Он чувствовал и усталость и вместе с тем возбуждение. И работать больше был не способен, и отдыхать не мог. Не впервые мелькнуло в мыслях: этими своими речами, пожалуй, не так других подымешь, как себя растравишь.
Надо было бы сходить пообедать, но есть не хотелось.
Спохватившись, он позвал Мишу, распорядился, чтоб тот передал вознице завтра к семи быть готовым в дорогу. Разрешил Мише идти домой.

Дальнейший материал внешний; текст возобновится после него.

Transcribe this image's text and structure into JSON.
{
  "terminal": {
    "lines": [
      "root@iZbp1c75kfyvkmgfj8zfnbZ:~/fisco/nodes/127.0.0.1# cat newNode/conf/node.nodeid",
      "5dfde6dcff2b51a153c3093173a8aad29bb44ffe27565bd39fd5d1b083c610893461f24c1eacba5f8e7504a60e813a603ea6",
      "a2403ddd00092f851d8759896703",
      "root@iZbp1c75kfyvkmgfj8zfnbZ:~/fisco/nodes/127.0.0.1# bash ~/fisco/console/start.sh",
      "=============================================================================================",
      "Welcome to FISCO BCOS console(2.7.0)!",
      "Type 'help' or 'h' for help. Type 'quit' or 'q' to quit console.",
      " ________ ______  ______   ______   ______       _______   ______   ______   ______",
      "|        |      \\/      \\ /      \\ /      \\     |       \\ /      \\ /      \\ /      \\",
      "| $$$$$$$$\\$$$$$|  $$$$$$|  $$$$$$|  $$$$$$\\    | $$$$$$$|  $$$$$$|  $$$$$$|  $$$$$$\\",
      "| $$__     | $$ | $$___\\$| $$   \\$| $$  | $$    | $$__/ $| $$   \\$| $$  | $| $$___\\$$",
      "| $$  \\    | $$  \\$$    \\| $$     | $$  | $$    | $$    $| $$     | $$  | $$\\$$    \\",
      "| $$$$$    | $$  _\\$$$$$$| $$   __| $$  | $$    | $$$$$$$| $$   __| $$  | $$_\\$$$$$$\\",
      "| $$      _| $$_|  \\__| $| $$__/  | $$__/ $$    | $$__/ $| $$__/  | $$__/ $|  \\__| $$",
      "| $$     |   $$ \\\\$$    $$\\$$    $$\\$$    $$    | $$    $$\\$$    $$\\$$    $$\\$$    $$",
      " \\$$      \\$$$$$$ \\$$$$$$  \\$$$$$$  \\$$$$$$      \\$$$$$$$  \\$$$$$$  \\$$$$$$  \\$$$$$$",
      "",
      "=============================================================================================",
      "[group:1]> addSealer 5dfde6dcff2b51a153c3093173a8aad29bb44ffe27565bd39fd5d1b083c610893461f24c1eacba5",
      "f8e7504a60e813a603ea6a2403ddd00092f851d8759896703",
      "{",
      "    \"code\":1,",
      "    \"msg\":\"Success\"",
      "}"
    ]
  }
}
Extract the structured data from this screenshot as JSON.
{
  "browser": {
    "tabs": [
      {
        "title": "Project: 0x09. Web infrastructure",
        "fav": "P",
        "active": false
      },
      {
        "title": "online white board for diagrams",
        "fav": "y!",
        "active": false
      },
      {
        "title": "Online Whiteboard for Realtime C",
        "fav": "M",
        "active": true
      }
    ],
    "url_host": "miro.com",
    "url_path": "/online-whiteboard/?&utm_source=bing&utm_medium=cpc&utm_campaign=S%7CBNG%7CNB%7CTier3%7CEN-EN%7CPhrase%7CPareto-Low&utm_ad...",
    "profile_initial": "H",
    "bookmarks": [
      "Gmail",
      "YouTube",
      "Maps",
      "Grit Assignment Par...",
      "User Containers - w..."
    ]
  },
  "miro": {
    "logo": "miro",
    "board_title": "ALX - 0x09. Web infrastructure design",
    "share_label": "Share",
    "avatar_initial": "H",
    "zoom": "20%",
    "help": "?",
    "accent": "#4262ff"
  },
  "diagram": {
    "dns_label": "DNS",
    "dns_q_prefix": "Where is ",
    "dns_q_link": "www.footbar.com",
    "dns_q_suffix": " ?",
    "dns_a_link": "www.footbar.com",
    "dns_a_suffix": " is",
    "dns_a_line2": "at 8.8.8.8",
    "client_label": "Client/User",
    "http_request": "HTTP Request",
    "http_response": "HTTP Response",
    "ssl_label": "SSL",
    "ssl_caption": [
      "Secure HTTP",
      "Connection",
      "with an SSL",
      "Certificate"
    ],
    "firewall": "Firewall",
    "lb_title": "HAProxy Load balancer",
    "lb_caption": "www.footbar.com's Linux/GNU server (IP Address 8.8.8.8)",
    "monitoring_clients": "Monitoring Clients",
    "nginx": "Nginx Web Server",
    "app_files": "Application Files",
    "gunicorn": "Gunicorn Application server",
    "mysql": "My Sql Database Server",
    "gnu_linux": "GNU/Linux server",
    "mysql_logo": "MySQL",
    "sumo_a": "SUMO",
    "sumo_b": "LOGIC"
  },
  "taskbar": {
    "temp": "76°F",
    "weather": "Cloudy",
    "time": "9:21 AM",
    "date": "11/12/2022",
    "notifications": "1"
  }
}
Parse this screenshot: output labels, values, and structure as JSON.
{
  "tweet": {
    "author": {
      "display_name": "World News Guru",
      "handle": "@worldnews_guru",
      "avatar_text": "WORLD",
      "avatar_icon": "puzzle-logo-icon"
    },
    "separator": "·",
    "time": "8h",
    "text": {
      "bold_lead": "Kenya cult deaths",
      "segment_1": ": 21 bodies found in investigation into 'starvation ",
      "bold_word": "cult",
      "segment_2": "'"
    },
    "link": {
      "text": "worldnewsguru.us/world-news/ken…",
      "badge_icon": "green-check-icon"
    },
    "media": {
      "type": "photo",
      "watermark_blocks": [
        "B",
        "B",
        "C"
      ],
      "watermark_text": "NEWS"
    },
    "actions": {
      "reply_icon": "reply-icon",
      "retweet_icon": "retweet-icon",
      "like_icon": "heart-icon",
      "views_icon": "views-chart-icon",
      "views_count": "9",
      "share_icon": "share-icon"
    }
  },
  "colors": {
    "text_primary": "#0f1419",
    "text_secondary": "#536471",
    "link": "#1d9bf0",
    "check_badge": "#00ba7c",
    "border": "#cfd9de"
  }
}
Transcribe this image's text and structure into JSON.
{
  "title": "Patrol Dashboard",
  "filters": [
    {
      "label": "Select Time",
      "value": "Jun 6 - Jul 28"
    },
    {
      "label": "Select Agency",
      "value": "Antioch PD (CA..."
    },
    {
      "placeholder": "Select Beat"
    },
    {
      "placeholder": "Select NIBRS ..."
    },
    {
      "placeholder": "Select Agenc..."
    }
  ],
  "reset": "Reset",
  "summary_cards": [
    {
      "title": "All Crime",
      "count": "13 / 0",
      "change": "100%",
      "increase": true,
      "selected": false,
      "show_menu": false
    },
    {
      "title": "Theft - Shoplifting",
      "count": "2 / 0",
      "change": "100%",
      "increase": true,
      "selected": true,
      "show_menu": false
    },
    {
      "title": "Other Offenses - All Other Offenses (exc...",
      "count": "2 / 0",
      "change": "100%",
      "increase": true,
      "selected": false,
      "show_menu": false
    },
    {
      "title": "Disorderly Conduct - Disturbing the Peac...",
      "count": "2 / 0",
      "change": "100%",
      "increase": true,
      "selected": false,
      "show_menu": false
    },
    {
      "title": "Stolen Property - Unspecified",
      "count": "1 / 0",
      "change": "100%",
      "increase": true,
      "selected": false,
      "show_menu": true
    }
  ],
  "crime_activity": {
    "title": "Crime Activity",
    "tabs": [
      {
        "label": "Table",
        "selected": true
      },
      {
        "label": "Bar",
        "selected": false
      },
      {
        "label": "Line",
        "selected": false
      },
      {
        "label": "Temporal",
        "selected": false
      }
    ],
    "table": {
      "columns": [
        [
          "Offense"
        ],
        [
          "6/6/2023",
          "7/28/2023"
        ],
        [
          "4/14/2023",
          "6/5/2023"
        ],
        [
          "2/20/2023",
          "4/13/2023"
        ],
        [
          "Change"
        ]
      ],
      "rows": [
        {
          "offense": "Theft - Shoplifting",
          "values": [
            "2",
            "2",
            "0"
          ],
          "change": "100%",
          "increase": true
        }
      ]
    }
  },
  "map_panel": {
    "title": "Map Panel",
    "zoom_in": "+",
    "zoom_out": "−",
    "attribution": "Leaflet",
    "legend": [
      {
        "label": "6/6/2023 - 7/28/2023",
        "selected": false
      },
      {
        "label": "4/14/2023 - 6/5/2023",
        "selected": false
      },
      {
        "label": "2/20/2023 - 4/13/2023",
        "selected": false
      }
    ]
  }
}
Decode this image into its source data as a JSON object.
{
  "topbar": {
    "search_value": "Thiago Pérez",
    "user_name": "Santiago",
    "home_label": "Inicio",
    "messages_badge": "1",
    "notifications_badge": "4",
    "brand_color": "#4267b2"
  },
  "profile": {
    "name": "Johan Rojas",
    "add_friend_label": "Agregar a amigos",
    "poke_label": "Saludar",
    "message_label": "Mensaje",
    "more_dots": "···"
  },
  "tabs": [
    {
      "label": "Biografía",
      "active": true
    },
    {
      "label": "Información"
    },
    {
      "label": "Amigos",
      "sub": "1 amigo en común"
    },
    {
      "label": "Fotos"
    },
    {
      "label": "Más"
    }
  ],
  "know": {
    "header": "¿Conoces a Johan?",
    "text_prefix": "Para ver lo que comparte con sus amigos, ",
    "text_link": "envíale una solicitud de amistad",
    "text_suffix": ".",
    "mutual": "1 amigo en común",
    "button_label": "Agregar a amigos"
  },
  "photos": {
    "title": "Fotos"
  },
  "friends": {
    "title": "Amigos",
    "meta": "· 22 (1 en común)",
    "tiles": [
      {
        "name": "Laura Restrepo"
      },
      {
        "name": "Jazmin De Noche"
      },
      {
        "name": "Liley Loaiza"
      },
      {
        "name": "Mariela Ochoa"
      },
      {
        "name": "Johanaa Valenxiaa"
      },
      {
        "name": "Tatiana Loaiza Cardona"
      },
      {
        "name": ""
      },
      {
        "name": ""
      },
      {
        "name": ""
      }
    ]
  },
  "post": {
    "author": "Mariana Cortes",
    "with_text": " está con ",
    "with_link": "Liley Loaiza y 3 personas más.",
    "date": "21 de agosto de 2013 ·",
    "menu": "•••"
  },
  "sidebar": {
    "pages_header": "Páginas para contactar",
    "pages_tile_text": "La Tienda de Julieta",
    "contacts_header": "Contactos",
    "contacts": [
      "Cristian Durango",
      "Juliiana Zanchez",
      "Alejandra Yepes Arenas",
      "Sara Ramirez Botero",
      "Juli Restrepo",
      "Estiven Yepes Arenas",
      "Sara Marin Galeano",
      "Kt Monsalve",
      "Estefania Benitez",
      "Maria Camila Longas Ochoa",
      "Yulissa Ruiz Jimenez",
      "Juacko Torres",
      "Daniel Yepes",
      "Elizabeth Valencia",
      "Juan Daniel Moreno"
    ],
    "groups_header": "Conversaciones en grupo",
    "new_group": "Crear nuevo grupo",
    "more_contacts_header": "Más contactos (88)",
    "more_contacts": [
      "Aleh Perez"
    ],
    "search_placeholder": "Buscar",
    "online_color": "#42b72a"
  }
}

Можно было бы и самому уходить. Даже надо. Отдохнуть перед завтрашним. Однако идти никуда не хотелось. Ничего не хотелось.
Несмотря на усталость, душу охватило беспокойство. Вот же беда: понимал, все сделал как мог, а удовлетворения никакого. Не только удовлетворения, а хоть какого-то облегчения.
Не было уверенности в том, что сделал правильно все, что мог и обязан был. Точило даже, скорее, глухое, но упорное чувство, что сделал не то, не главное. Что не сдвинулось дело с мертвой точки, а должно было. Это оставалось в сознании и тогда, когда все больше захватывала тревога, тяжкая, глубокая, неотступная. Когда так упрямо наседали мучительные воспоминания.
Днем сомнения эти прятались за хлопотами, их можно было приглушить, к тому же день впереди, впереди и надежда. Теперь день был позади, все, что мог, сделал, и уже видна цена сделанному. С ясностью, от которой овладевала слабость, видел, что сделал мало, ничтожно мало, почти ничего не сделал. А в голову, горячую, возбужденную, все вплеталось воспоминание: вчерашний день и вечер в Глинищах, разговор с Голубовичем, Нинино письмо, спор с Апейкой. Как бы заново звучало: «Не пойдем!.. Не отдадим!», «Голову снимем!..», «Ты родственник пана Шепеля!..»
Среди всего вклинилось Апейкино, особенно жестокое, потому что и сам понимал значение, опасность его: «Это только сигнал!.. Может быть хуже…» Как бы услышав снова это, заходил быстрее. Плохо, дальше некуда. До весны с такими темпами — провал бесспорный… Тут мысли его пронзило внезапное: «Алешка, чертяка! Мы тобой гордимся!..» И оклик этот занозой впился в сердце. Как нарочно, как насмешка!.. Не сразу смог вернуться к прерванным мыслям, как-то направить их. Ему доверили такое важное дело, поставили на такой важный участок. А он, наверно, может и не оправдать надежд…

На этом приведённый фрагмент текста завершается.